他們找了一圈,發現火焰也只有這最近的幾條甬道有,從起火的地點看,他們應該是從另一側的入口下來的。

繞到了那一側,江如鳶發現那邊出現了熟悉的夜明珠,只是不知道為什麼牆壁燃燒之後,裡面的夜明珠的光芒黯淡了許多。

一開始他們拿著燭臺,幾乎感覺不到夜明珠的光芒。

江如鳶知道這裡的夜明珠,會吸收熱能而散發光芒。

靠近通風口的會亮一些,陽光照不到的地方,就會暗淡一些,只不過她覺得奇怪的是,以前也沒有如果照到,可是卻十分透亮,而如今卻黯淡……

如此想來,這上面大約也被人動了手腳。

她墊著腳過去看了看,發現果然上面蒙著一層灰色的薄膜,看著應該是酒精燃燒之後留下來的痕跡。

她將東西抹去,光芒顯露出來,險些刺瞎她的眼睛。

“哇!這是什麼,居然這麼亮!”榕生還是頭一次看見這麼亮的夜明珠,哇的一聲大叫出來:“正妃,你是如何做到的?”

“你們將上面東西抹去,就亮了。”

江如鳶說著,直直往前走去。

凌嘉傲跟在她身後看著,他一直覺她是過來找什麼線索的,可看著她直來直去的樣子,絲毫不像是在尋找東西。

很快,前面出現了彩色豔麗的壁畫。

之前都指示單色調的畫像,而這一次是敘事的。

他看到的第一眼,就被那些壁畫驚豔了,他沒想到過去那麼久,那些壁畫竟然還如此鮮豔,絲毫沒有褪色。

他本來以為江如鳶是過來看這壁畫的,就一直跟在後面仔細看著,可進來之後才發現,這上面的壁畫,似乎有點問題。

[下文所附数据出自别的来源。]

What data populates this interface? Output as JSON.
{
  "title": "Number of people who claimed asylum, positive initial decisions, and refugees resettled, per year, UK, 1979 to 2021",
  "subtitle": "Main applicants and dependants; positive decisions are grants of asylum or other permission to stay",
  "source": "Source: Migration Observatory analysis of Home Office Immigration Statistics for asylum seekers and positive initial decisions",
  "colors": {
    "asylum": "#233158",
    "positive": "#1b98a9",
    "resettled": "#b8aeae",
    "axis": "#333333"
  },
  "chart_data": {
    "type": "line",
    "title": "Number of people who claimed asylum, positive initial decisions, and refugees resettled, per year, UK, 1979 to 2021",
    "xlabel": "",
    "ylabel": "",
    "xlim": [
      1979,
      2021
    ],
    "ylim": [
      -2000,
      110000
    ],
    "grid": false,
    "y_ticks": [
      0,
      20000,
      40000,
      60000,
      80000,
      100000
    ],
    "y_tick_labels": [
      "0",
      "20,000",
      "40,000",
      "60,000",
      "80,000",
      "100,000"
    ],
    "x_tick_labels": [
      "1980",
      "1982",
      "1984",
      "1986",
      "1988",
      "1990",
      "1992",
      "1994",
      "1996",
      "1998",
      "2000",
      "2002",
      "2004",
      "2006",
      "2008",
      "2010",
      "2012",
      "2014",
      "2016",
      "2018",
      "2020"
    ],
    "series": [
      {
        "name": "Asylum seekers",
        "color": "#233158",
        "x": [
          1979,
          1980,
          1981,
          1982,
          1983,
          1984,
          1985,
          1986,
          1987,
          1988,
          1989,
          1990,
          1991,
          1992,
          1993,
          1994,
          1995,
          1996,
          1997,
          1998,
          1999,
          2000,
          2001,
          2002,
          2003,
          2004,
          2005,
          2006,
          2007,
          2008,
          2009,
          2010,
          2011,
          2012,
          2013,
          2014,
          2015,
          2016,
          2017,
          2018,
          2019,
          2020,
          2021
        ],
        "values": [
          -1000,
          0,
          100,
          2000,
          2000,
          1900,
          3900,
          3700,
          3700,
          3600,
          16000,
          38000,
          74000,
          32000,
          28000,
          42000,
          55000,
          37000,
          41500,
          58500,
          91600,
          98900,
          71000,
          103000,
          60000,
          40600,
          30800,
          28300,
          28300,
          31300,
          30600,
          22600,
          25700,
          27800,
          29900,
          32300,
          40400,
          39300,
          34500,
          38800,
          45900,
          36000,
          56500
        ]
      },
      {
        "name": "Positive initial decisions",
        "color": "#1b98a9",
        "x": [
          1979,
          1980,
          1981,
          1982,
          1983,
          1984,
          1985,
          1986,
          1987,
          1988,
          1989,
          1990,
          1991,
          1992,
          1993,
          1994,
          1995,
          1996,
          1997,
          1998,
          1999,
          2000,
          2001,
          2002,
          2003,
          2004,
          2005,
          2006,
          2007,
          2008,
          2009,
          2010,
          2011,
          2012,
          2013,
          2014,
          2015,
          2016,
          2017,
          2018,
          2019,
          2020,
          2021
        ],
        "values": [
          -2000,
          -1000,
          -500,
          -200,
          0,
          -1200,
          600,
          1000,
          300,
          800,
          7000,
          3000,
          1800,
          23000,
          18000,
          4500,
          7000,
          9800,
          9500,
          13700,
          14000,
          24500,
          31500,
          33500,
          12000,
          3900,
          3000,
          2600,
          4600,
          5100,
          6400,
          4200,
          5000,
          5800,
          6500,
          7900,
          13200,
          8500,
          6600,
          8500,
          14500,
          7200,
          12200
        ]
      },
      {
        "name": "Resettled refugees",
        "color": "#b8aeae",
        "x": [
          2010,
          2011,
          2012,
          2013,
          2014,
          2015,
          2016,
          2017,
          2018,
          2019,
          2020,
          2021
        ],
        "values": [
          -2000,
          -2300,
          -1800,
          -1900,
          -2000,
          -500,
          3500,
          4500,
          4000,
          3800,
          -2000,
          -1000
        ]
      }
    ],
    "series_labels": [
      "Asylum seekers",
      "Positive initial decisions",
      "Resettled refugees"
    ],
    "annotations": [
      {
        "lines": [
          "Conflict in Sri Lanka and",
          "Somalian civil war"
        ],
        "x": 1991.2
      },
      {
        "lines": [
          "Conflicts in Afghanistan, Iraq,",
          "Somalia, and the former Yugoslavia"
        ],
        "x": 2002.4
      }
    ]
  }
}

雖然看起來像是記錄代明的歷史,可是這上面的圖,跟他瞭解的在代明很不一樣。

特別是其中一些進貢的場景。

代明原本就不是一個大國,嚴格說起來,甚至也算不上一個強國,貪財且守舊,地盤很小。

最開始的幾代皇帝,都靠著販賣城池來賺取錢財。雖說如此的確是讓他們收穫了不少金銀珠寶。

可也不知道是因為什麼,他們皇室很不熱衷語拓張領土,跟別國也很少來往。

沒有擴大城池,自然就沒有小國向上進貢。

可是上面的每一副畫,都有進貢的畫面。而且看起來,就是向皇上進貢那般。

如果上面的皇上真的是代明的皇帝,那麼這的下面進貢的那些人,究竟又是誰呢?

“你在看什麼?”

江如鳶的聲音傳過來,凌嘉傲這才回過神。

“這壁畫,有些奇怪。”凌嘉傲將自己認為奇怪的地方說出來,江如鳶仔細看了看,她突然大笑起來。

“你又是在笑什麼?”

凌嘉傲就站在她邊上,卻有些看不透她。她的那種笑,像是看穿了一切。

“我在笑,我之前居然被這個國家的人,耍得團團轉。”江如鳶好不容易止住了笑容,她狡黠的朝著他眨了眨眼睛。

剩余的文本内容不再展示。